Tangannya berhenti mencubit perut pria itu saat Naruto kembali memohon untuk di lepaskan. Walau sebenarnya ia sangat ingin mencubit perutnya hingga Naruto menangis seperti bayi. "Aku tidak mau menjadi istrimu!"
Perempuan gila mana yang sudi menjadi istri dari pria tidak waras sepertinya?
"Hinata keparat! Aku hanya bercanda!" pekiknya tidak terima, perutnya terasa seolah robek akibat cubitan maut roommate-nya. "Aku juga tidak mau menjadi suamimu!"
"Kalau begitu jangan menggodaku, bajingan!"
"Sudah kubilang aku hanya bercanda, keparat. Kau tuli?!"
"Tentu karena kau terus-terusan berteriak!"
"Kau juga berteriak, sialan!"
"Naruto bajingan!"
"Hinata sialan!"
Mereka saling mengirimkan tatapan membunuh, menyipitkan mata agar lawan bicaranya terintimidasi, namun baik Naruto maupun Hinata tidak sedikitpun terintimidasi. Justru, keduanya berakhir mengembuskan napas, kembali dibuat sadar atas betapa konyolnya tingkah mereka diusia 20-an.

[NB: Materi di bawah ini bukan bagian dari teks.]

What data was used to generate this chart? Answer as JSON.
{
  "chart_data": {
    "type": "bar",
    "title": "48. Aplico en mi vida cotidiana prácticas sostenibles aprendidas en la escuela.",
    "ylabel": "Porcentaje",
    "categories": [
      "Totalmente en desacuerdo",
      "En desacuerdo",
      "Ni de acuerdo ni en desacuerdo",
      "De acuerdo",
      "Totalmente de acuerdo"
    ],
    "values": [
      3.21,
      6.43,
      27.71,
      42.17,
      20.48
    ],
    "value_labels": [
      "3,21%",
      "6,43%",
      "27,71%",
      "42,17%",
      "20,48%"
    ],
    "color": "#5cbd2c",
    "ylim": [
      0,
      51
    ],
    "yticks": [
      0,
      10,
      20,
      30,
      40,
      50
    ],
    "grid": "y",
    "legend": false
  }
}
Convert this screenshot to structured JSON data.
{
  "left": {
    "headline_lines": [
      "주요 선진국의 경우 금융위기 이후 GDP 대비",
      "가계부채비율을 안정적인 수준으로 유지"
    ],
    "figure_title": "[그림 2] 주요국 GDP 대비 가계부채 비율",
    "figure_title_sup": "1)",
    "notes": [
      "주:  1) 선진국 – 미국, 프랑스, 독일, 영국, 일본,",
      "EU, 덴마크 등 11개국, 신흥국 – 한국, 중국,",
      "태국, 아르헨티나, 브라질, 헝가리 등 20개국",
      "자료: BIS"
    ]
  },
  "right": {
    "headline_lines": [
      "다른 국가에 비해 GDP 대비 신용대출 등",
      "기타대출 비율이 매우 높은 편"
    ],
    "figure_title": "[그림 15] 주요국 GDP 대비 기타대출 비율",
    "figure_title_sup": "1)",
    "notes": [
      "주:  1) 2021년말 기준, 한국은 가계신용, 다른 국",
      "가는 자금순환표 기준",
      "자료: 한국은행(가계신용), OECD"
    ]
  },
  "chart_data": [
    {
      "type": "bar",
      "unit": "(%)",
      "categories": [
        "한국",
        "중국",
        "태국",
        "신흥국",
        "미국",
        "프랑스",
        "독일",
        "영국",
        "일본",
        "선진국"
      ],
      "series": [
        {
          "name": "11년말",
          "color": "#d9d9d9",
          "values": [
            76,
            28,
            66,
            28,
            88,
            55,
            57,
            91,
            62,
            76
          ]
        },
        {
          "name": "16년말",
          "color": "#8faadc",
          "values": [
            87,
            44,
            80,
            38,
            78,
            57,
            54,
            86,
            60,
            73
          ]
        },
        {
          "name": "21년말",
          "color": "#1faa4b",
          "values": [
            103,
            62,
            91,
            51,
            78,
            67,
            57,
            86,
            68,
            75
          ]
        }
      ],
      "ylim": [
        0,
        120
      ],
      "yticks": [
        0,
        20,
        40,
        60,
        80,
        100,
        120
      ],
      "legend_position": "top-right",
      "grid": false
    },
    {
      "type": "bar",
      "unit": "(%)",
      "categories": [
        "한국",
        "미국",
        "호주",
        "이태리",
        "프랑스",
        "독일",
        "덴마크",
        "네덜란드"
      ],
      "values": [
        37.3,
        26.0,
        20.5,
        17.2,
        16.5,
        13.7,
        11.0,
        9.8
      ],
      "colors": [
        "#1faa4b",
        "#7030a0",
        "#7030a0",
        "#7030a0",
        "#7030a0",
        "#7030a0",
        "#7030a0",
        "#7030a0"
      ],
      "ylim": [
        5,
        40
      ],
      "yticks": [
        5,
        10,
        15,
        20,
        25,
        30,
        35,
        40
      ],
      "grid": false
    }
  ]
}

"Sudah jam 9, aku mau pergi. Segeralah tidur dan jangan begadang." Naruto berdiri dari duduknya sembari menggenggam kunci mobil. Waktu menunjukkan pukul 9 malam, ia harus segera pergi meskipun sangat ingin menghabiskan lebih banyak waktu bersama Hinata.
"Jangan sok pedul--aduh!"
Tidak peduli pada Hinata yang kesakitan akibat sentilannya di dahi, Naruto kembali menghadiahi Hinata satu sentilan lagi ditempat yang sama. "Nanti kalau kau sakit dan mati disini, aku tidak mau membereskan mayatmu."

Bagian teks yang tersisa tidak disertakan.